Le gouvernement utilise les déserts médicaux, les difficultés grandissantes à trouver un médecin, pour faire émerger une nouvelle organisation pour les médecins de ville : une médecine industrielle. Cela en rupture avec la politique traditionnelle qui se résumait à : « Augmentez vos revenus en faisant des dépassements d’honoraires (qui sont passés de 900 millions à 2,5 milliards d’euros), mais limitez vos prescriptions remboursées par la Sécu (arrêts de travail, médicaments) ».
La médecine libérale est à bout de souffle, notamment la médecine générale. À cause des politiques libérales, d’abord. Au nom du déficit de la Sécu, les gouvernements ont réduit le numérus clausus de 8 500 places en 1971 à 3 500 places en 1993, et préparé les déserts médicaux. Mais, plus fondamentalement, à cause de la nature même de la médecine libérale, isolée, solitaire, sourde aux déterminants sociaux de santé, peu portée vers la coordination des soins et la démocratie sanitaire qu’imposent une société plus éduquée, où les polypathologies chroniques imposent de mettre les patientEs, leur intelligence, leur pouvoir sur leur vie au centre des stratégies de soin. Avec sa liberté d’installation qui multiplie les effets de fuite devant la politique de métropolisation du capital, synonyme de fuite des services publics depuis les campagnes et les banlieues populaires. Avec son paiement à l’acte et ses dépassements d’honoraires.

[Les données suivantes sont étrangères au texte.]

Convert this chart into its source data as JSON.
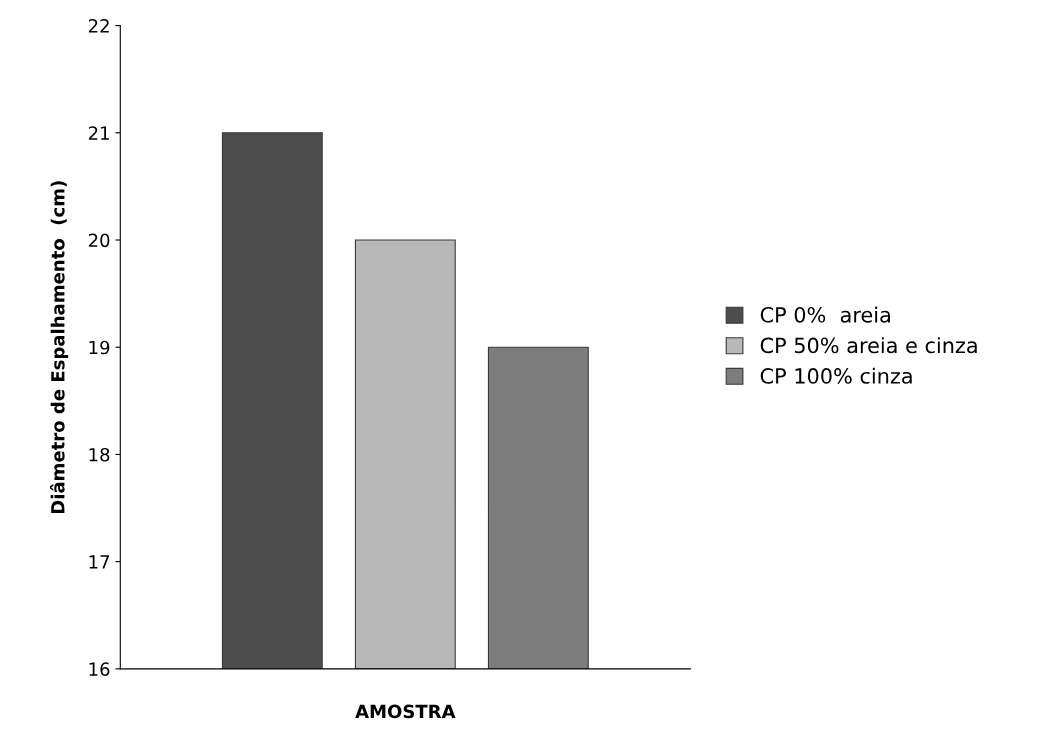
{
  "chart_data": {
    "type": "bar",
    "xlabel": "AMOSTRA",
    "ylabel": "Diâmetro de Espalhamento  (cm)",
    "categories": [
      null
    ],
    "series": [
      {
        "name": "CP 0%  areia",
        "color": "#4d4d4d",
        "values": [
          21
        ]
      },
      {
        "name": "CP 50% areia e cinza",
        "color": "#b8b8b8",
        "values": [
          20
        ]
      },
      {
        "name": "CP 100% cinza",
        "color": "#7d7d7d",
        "values": [
          19
        ]
      }
    ],
    "ylim": [
      16,
      22
    ],
    "yticks": [
      16,
      17,
      18,
      19,
      20,
      21,
      22
    ],
    "grid": false,
    "legend": "right"
  }
}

La médecine comme centre de tri ?
Bien loin des discours sur l’accès aux soins de qualité pour touTEs que permettraient les maisons de santé pluridisciplinaire, la dernière séance de négociation conventionnelle (Caisse de sécu - syndicats médicaux) illustre bien les intentions du pouvoir. La Caisse nationale d’assurance maladie y développait la nécessité que les médecins, flanqués d’assistantEs médicaux (dont le nombre devrait en 3 ans monter à 4 000), voient en moyenne 6 patientEs par heure (10 minutes par patientE, contre actuellement, en moyenne, 15 minutes), et 12 patientEs par heure (5 minutes) pour les assistantEs médicaux… La médecine de ville, devenue ainsi centre de tri, suppose aussi nouveaux locaux, nouvelle organisation spatiale du travail, regroupements, investissements immobiliers. La naissance d’un secteur capitalistique, avec pharmacie en bas, location, par des sociétés immobilières de locaux aux médecins, qui pourraient encaisser à la chaine les honoraires. À l’image des centres « Plus belle ma vue », où une batterie d’orthoptistes examine les yeux des patientEs, reliés par internet à un ophtalmologiste en Espagne, en faisant des dépassements d’honoraires et en refusant la CMU !

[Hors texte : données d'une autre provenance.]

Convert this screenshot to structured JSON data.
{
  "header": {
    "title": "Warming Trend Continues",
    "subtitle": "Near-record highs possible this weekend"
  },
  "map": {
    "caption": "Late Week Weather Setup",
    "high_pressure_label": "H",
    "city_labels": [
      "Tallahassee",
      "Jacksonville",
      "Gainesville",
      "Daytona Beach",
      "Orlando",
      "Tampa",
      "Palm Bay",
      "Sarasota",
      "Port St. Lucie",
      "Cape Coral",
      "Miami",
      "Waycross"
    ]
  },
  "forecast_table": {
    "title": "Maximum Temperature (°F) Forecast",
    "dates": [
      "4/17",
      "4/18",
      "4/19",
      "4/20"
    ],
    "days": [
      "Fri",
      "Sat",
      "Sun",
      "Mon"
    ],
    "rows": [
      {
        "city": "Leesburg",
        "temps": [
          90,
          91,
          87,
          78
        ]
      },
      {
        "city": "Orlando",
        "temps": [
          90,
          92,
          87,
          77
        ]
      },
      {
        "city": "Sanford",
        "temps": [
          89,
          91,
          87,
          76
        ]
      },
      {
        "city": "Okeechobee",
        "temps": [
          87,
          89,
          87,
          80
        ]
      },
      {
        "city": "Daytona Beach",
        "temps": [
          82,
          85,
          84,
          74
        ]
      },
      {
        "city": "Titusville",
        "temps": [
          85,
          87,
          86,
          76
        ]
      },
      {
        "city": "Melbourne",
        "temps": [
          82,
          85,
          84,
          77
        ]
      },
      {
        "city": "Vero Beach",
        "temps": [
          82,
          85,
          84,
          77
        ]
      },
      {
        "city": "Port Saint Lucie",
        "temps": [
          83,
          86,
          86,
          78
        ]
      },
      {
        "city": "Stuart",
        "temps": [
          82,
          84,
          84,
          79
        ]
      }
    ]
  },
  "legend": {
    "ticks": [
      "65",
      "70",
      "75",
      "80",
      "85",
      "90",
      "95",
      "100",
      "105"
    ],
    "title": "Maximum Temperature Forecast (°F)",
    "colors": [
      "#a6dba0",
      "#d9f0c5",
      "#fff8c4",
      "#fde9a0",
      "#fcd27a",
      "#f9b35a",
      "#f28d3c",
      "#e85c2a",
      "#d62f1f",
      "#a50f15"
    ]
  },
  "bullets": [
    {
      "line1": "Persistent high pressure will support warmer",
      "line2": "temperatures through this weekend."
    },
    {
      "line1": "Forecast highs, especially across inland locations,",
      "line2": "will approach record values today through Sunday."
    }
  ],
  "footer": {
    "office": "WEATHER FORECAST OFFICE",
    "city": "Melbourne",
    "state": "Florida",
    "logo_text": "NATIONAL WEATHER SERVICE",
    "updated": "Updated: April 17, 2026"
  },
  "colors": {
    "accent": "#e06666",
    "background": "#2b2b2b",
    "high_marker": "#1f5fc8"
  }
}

Bien sur, les malades auront la « liberté » de payer plus, pour se payer un « vrai » médecin qui ne soit pas avare en temps d’écoute, d’examen. Mais seuls les « premiers de cordée » y auront accès. À la campagne, au bas des tours, une médecine capitalistique, à la chaîne, sans médecin, voilà l’avenir. La destruction du secteur psychiatrique l’illustre bien. La fin d’un service public de proximité de la psychiatrie, gratuit, c’est la fuite de ceux qui peuvent payer vers des psychiatres de ville déjà débordés, et l’abandon pour la majorité des patientEs.
À nous de défendre un autre horizon, un service public de santé de proximité, pluridisciplinaire, maillant tout le territoire, financé par la Sécu et géré par la démocratie sanitaire et pas l’austérité, prenant en charge les soins gratuits, la prévention, la permanence des soins, avec une formation indépendante des labos, où les différentEs intervenantEs médicaux auront autant de temps à consacrer aux patientEs qu’il en faut.